The Visceral Skeleton: The splanchnocranium is the skeleton of the pharyngeal arches in fish (jaws and gill arches) and has given rise to some very interesting structural components in mammals. 1. Sharks: visceral skeleton consists of cartilage in each arch as well as median basihyal and basibranchial cartilages in the floor of the pharynx. First arch modified for feeding as the mandibular arch. Consists of the palatoquadrate and Meckel's cartilages. The second, or hyoid arch, components include the hyomandibular (dorsally) and ceratohyal (lateral) cartilage. Articulation of the palatoquadrate and Meckel's cartilages includes the hyomandibular in a movable joint. The hyomandibula is bound by ligaments to the otic capsule and thus suspends the jaws from the neurocranium: hyostylic jaw suspension. Amphystylic attachment, where the palatoquadrate is attached at several locations to the neurocranium, is seen in some ancient sharks. Autostylic attachment occurs when the palatoquadrate is fused to the neurocranium.

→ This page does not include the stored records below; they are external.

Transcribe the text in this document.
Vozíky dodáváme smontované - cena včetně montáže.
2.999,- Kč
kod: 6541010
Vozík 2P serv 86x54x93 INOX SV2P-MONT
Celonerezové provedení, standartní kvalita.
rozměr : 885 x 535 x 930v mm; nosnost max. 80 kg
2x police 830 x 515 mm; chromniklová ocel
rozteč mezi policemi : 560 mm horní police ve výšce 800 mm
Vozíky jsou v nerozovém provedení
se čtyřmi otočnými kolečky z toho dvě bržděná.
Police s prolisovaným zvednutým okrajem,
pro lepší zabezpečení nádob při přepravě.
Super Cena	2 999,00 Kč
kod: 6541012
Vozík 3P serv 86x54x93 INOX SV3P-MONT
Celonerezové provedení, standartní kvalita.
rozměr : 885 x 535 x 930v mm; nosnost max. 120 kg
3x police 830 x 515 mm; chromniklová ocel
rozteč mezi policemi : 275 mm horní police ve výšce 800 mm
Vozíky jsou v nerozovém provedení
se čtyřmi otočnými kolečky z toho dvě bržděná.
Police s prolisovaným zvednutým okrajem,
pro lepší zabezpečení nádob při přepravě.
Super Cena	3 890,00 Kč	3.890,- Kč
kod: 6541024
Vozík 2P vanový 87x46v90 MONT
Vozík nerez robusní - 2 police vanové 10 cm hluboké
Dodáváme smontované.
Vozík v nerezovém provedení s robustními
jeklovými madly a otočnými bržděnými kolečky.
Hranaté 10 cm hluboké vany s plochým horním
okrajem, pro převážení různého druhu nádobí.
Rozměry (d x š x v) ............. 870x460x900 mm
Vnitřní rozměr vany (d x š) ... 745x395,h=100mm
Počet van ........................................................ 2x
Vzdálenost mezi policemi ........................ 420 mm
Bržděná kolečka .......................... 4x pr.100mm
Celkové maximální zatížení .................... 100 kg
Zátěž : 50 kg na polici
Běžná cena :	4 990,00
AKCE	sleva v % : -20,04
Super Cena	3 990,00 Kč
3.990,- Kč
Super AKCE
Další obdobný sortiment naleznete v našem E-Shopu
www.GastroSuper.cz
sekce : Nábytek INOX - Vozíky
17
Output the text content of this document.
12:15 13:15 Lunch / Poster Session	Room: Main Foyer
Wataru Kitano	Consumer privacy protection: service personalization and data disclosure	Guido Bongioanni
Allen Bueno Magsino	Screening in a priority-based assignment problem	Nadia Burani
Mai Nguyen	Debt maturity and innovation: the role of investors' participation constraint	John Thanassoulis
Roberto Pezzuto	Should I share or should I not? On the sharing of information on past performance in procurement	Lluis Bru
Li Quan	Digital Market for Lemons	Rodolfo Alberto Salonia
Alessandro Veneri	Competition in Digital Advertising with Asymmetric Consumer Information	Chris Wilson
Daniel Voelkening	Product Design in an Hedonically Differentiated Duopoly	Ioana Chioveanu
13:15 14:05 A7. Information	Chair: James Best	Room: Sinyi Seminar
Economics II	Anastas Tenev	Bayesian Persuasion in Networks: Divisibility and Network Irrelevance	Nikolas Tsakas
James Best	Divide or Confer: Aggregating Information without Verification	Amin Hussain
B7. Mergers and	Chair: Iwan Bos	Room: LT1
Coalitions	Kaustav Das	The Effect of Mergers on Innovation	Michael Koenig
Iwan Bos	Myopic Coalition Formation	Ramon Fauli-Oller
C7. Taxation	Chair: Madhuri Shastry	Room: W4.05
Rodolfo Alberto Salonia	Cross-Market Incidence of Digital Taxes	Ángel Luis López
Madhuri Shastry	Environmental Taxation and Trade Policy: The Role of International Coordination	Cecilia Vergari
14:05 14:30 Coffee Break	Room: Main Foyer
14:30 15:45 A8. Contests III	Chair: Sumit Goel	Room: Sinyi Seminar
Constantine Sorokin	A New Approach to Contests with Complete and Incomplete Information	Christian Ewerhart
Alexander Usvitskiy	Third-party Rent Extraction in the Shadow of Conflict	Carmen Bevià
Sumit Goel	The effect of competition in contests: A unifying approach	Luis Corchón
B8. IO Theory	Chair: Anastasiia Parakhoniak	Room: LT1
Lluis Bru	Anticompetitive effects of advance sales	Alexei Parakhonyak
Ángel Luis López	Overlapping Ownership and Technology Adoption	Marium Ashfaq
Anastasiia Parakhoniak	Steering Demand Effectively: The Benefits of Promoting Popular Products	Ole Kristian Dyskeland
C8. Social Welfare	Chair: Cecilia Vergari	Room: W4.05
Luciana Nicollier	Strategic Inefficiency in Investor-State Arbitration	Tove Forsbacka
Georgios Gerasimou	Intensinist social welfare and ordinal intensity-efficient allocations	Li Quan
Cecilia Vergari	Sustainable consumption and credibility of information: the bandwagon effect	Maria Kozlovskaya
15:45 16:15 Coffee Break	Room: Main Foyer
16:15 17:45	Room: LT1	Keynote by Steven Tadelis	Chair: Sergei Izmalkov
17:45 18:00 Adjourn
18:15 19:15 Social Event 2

2. Bony fish: embryonic cartilage is ensheathed by membrane bone. Palatoquadrate is overgrown by premaxillae and maxillae. Palatal region replaced by palatine and ectopterygoids while the posterior tip ossifies to form the quadrate bone. The caudal end of Meckel's cartilage forms the articular bone, while the remainder forms the dentary, surangular, and angular bones. Hyoid cartilages form symplectic, interhyals, and epihyals. Articulation of the jaw may involve the symplectic and quadrate, or symplectic, quadrate, and lower jaw. 3. Tetrapods: modifications of visceral skeleton correspond with adaptational changes for terrestrial life. Palatoquadrate and Meckel's cartilage become ensheathed by dermal bones: premaxillae, maxillae, and palatal bones (palatoquadrate); quadrate becomes site of articulation with lower jaw in tetrapods below mammals (becomes incus in mammals); Dentary, angular, surangular, splenial, coronoids, prearticulars, and articulars form in Meckel's (articular bone articulates with quadrate, except mammals where it forms the malleus). A new articulation formed between the dentary bone and the squamosal, now known as the temporomandibular joint. Note that mammals have only the dentary bone forming the lower jaw. Remember the the hyomandibula becomes the stapes (columella). The remainder of the visceral skeleton contributes to the support of the larynx.